Nelson frisou que a intenção da greve é solucionar os problemas desejando dialogar com o governo e a reitoria da universidade.

– O reitor joga para o governador e o governador joga para o reitor. Tem o fato concreto, que é corte orçamentário. O que queremos é sentar com o governo e com a reitoria, buscar a verdade e dizer: governador, quais são as informações que o senhor tem que pode dizer que a UEPB não está gerindo bem os seus recursos? Quando o governador colocar, obviamente, se tiver algum fato concreto, vamos estar juntos com que o governador disser – falou.

Nelson espera que o governo do Estado se sensibilize e abra negociação com a categoria.

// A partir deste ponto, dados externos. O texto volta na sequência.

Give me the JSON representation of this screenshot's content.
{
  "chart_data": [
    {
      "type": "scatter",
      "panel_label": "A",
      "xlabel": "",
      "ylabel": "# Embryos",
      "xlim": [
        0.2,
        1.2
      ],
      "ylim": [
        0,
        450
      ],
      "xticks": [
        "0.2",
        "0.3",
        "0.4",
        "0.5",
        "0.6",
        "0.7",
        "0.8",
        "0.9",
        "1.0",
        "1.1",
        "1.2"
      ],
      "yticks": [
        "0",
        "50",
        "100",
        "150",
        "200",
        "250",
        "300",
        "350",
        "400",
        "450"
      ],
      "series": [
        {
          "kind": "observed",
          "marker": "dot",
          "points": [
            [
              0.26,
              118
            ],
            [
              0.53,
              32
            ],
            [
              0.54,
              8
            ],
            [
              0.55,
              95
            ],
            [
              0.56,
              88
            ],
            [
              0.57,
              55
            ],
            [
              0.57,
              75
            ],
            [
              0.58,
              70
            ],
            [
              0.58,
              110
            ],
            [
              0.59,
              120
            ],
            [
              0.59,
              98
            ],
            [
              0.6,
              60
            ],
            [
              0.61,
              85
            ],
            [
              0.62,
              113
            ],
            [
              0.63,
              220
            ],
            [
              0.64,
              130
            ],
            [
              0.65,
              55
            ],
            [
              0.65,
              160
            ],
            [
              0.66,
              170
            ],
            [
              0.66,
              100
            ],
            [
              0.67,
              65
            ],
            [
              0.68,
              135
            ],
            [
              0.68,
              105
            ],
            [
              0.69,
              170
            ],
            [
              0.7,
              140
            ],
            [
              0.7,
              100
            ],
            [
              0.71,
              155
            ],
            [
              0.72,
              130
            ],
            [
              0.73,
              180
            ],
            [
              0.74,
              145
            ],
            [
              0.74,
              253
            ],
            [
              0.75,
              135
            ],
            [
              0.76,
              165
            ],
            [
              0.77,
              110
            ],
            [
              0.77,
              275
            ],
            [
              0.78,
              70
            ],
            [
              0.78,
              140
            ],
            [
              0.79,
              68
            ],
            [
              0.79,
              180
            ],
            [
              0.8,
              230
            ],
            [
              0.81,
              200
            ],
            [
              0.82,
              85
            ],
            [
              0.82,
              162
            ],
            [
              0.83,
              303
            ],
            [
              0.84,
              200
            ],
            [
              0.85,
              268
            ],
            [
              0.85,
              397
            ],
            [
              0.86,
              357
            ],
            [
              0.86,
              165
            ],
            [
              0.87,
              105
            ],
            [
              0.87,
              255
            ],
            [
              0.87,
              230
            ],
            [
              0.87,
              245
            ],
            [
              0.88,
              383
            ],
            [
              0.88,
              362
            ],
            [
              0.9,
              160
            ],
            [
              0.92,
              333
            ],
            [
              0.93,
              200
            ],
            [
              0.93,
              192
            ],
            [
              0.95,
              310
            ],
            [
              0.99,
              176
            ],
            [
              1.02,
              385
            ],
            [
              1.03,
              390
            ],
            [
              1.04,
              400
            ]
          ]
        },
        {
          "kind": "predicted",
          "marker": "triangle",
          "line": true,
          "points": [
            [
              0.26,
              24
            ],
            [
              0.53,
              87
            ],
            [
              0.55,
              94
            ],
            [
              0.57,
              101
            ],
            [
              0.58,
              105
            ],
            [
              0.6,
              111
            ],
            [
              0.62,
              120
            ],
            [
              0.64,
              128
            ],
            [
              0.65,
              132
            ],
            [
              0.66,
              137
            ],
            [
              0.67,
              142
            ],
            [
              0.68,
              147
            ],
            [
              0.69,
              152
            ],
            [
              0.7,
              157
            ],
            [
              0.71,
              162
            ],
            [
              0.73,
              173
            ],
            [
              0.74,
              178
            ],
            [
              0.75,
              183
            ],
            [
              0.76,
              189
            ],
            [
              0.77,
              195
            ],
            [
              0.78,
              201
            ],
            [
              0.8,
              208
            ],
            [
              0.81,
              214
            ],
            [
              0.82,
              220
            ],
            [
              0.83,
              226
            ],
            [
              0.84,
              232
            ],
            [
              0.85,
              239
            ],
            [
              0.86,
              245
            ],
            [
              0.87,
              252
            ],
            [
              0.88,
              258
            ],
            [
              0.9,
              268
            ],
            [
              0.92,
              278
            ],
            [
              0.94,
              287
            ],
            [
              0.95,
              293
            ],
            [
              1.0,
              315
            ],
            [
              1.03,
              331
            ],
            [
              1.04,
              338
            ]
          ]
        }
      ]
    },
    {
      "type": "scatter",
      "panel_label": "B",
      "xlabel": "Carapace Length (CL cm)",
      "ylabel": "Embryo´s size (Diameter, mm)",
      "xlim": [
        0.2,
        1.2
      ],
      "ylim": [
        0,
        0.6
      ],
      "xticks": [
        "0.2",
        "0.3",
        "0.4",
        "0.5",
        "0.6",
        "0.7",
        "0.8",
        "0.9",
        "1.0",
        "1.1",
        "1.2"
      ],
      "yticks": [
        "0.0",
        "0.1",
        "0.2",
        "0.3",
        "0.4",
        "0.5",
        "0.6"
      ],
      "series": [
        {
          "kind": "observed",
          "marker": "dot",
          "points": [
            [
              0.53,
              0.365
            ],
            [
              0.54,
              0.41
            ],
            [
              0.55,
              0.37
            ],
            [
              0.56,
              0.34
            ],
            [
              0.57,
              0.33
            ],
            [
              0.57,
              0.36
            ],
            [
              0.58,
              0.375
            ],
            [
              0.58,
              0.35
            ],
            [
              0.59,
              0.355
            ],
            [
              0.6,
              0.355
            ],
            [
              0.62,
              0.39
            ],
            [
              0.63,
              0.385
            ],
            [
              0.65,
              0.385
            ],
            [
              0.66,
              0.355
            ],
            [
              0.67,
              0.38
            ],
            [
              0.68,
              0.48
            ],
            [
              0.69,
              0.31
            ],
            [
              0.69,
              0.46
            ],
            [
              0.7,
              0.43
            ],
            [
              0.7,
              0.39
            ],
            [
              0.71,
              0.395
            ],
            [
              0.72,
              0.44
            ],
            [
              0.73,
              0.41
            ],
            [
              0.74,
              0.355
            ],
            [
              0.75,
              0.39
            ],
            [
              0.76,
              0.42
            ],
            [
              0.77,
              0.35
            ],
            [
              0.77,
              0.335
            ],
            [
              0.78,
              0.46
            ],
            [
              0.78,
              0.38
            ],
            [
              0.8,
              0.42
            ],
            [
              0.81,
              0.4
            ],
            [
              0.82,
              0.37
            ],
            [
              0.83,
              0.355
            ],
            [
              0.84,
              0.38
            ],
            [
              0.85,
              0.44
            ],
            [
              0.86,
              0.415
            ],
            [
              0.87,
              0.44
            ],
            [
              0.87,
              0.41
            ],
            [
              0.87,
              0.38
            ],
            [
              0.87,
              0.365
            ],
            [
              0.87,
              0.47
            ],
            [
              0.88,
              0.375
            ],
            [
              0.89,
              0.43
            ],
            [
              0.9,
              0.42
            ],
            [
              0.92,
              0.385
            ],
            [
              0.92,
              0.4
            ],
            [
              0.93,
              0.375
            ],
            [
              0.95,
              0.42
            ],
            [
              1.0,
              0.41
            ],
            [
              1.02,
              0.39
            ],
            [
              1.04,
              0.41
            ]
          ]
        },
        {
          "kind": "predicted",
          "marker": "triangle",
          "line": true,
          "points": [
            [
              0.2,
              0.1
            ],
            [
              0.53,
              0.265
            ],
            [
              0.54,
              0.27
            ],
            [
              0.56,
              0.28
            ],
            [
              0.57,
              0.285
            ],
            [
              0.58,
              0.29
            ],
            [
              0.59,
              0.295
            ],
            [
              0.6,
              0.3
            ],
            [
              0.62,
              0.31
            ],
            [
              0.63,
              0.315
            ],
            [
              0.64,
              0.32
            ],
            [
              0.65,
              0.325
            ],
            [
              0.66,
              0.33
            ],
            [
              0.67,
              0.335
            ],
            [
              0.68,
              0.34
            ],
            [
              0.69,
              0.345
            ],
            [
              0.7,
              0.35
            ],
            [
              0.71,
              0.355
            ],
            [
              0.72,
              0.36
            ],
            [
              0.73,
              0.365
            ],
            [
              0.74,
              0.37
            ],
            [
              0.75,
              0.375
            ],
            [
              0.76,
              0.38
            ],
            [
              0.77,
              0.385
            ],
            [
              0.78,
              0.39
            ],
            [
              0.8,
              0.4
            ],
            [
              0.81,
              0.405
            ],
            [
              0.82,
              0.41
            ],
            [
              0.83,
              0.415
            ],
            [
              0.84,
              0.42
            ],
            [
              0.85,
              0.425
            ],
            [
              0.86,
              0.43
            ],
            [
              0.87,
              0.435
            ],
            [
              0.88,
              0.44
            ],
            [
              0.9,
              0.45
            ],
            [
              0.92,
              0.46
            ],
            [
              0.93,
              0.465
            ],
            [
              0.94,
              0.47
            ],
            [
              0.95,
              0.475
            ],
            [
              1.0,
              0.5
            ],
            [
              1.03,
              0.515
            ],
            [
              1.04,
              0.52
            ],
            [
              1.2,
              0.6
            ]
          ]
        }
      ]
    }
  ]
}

Ele elencou os pontos que, se não forem conquistados, favorecerá para os docentes não acabarem com a greve.

Foto: Paraibaonline

Foto: Paraibaonline

– O ponto especifico é a respeito da autonomia da universidade. Não dá para a universidade ficar todas as vezes correndo atrás do governo do Estado. O respeito ao orçamento da universidade é fundamental. De igual importância na questão orçamentária, é a questão da reposição salarial da categoria e progressões funcionais. Precisamos discutir as questões de infraestrutura na UEPB porque, inclusive, os acordos feitos na última greve não foram cumpridos satisfatoriamente – pontuou.

Com relação a postura de Rangel Júnior, reitor da UEPB, ele acredita que deve ser de maior pressão sob o governo do Estado.

– A reitoria não pode se limitar a enviar ofícios. É preciso que a reitoria tenha uma posição concreta e deixe claro para a população que a crise que passa a universidade é consequência da questão da relação com o governo do Estado. A reitoria tem um papel central de defender a autonomia da universidade – frisou.

Sobre a revogação da portaria de contenção de despesas na instituição, Nelson afirma que é fruto da luta da categoria, bem como o recuo do reitor em relação a redução de vagas na universidade para os estudantes.

As informações foram veiculadas na Rádio Campina FM.